Genom-Analyse beschleunigt Tuberkulosediagnose und spart Kosten

Oxford – Eine Genom-Analyse des Erregers kann die Diagnose einer Tuberkulose beschleunigen, sie hilft außerdem bei der Auswahl der richtigen Medikamente, erleichtert die Rekonstruktion von Ausbrüchen und spart am Ende sogar noch Geld ein, wie ein internationales Forscherteam in Lancet Respiratory Medicine (2015; doi: 10.1016/S2213-2600(15)00466-X) berichtet.
Die Diagnose einer Tuberkulose erfordert bislang den kulturellen Nachweis des Erregers. Daran schließt sich eine Empfindlichkeitsprüfung des Erregers auf unterschiedliche Tuberkulostatika an. Da Mykobakterien langsam wachsen, ergeben sich Verzögerungen von mehreren Wochen, bevor eine Therapie begonnen beziehungsweise mit einer geeigneten Werkstoffkombination fortgesetzt werden kann. Gentests wie „Hain GenoType" können zwar den Erreger identifizieren, und mit dem „Xpert“-Test kann eine Rifampicin-Resistenz nachgewiesen werden, eine Kultur mit anschließenden Empfindlichkeitstests bleibt jedoch notwendig, da M. tuberculosis weitere Resistenzen aufweisen kann, die die Auswahl der Medikamente bestimmen.
Die Möglichkeit, mit Gensequenzier-Automaten gewissermaßen über Nacht alle vier Millionen Basenpaare des Erregers zu entschlüsseln, könnte die Kultur ersparen, da in den vier Millionen Basenpaaren des Erregergens im Prinzip alle Resistenz-Informationen gespeichert sind. Acht Zentren in Nordamerika und Europa, darunter das Forschungszentrum Borstel bei Hamburg, haben das neue Verfahren seit September 2013 getestet und dabei offenbar gute Erfahrungen gemacht.
Wie das Team um Louise Pankhurst von der Universität Oxford berichtet, stimmten die Ergebnisse bei 322 von 345 Isolaten (93 Prozent) mit den Resultaten im Hain-Test überein. Die falschen Ergebnisse der Genom-Sequenzierung waren auf die Kontamination der Isolate oder eine schlechte Qualität der Sequenzierung zurückzuführen. Die Sequenzierung kann nicht direkt an der eingeschickten Probe durchgeführt werden. In der Regel müssen die Erreger erst über einige Tage kultiviert werden.
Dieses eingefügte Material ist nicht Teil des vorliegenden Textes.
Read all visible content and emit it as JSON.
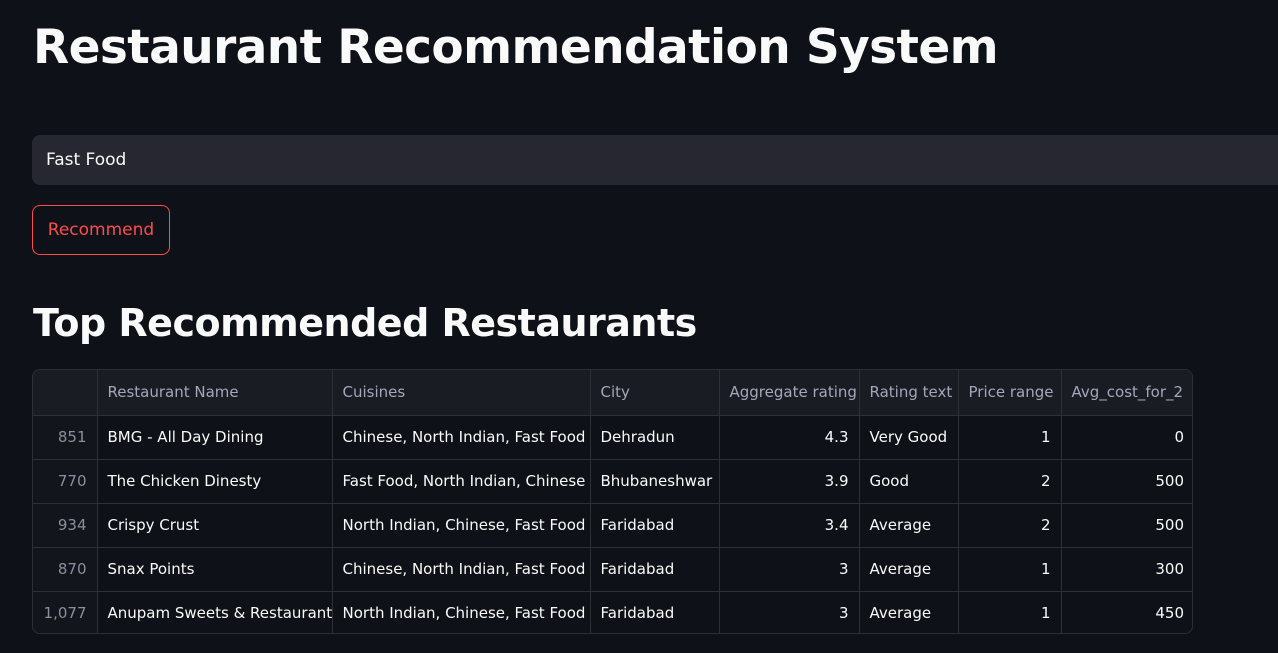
{
  "page_title": "Restaurant Recommendation System",
  "search": {
    "value": "Fast Food"
  },
  "recommend_button": "Recommend",
  "section_title": "Top Recommended Restaurants",
  "colors": {
    "background": "#0e1117",
    "accent": "#ff4b4b",
    "input_background": "#262730"
  },
  "table": {
    "columns": [
      "",
      "Restaurant Name",
      "Cuisines",
      "City",
      "Aggregate rating",
      "Rating text",
      "Price range",
      "Avg_cost_for_2"
    ],
    "rows": [
      {
        "index": "851",
        "name": "BMG - All Day Dining",
        "cuisines": "Chinese, North Indian, Fast Food",
        "city": "Dehradun",
        "rating": "4.3",
        "rating_text": "Very Good",
        "price_range": "1",
        "avg_cost": "0"
      },
      {
        "index": "770",
        "name": "The Chicken Dinesty",
        "cuisines": "Fast Food, North Indian, Chinese",
        "city": "Bhubaneshwar",
        "rating": "3.9",
        "rating_text": "Good",
        "price_range": "2",
        "avg_cost": "500"
      },
      {
        "index": "934",
        "name": "Crispy Crust",
        "cuisines": "North Indian, Chinese, Fast Food",
        "city": "Faridabad",
        "rating": "3.4",
        "rating_text": "Average",
        "price_range": "2",
        "avg_cost": "500"
      },
      {
        "index": "870",
        "name": "Snax Points",
        "cuisines": "Chinese, North Indian, Fast Food",
        "city": "Faridabad",
        "rating": "3",
        "rating_text": "Average",
        "price_range": "1",
        "avg_cost": "300"
      },
      {
        "index": "1,077",
        "name": "Anupam Sweets & Restaurant",
        "cuisines": "North Indian, Chinese, Fast Food",
        "city": "Faridabad",
        "rating": "3",
        "rating_text": "Average",
        "price_range": "1",
        "avg_cost": "450"
      }
    ]
  }
}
Auch in der Vorhersage der Resistenzen lieferte die Sequenzierung sehr gute Ergebnisse. Pankhurst gibt die Genauigkeit mit 93 Prozent an. Bei einem 95-Prozent-Konfidenzintervall von 91 bis 95 Prozent sind Ausreißer nicht sehr wahrscheinlich, und ein Verzicht auf eine weitere Kultivierung und die Empfindlichkeitsprüfung im Labor wäre zu rechtfertigen. Dadurch könnten die Zentren nicht nur Zeit, sondern auch Geld sparen. Laut Pankhurst kostet die Genom-Sequenzierung derzeit 481 Pfund. Für die konventionelle Diagnose mit Kultivierung und Empfindlichkeitsprüfung mussten dagegen 517 Pfund aufgewendet werden. Die Tuberkulose könnte die erste Erkrankung sein, bei der eine Genom-Sequenzierung kosten-effektiv ist.
Der Genom-Vergleich der Erreger bei unterschiedlichen Patienten könnte auch die Rekonstruktion von Ausbrüchen erleichtern. Von den 91 britischen Patienten konnten 15 aufgrund der Genom-Analyse einem einzelnen Ausbruch zugeordnet werden. Die Genom-Analyse könnte, so Pankhurst, möglicherweise die Eindämmung von Epidemien erleichtern.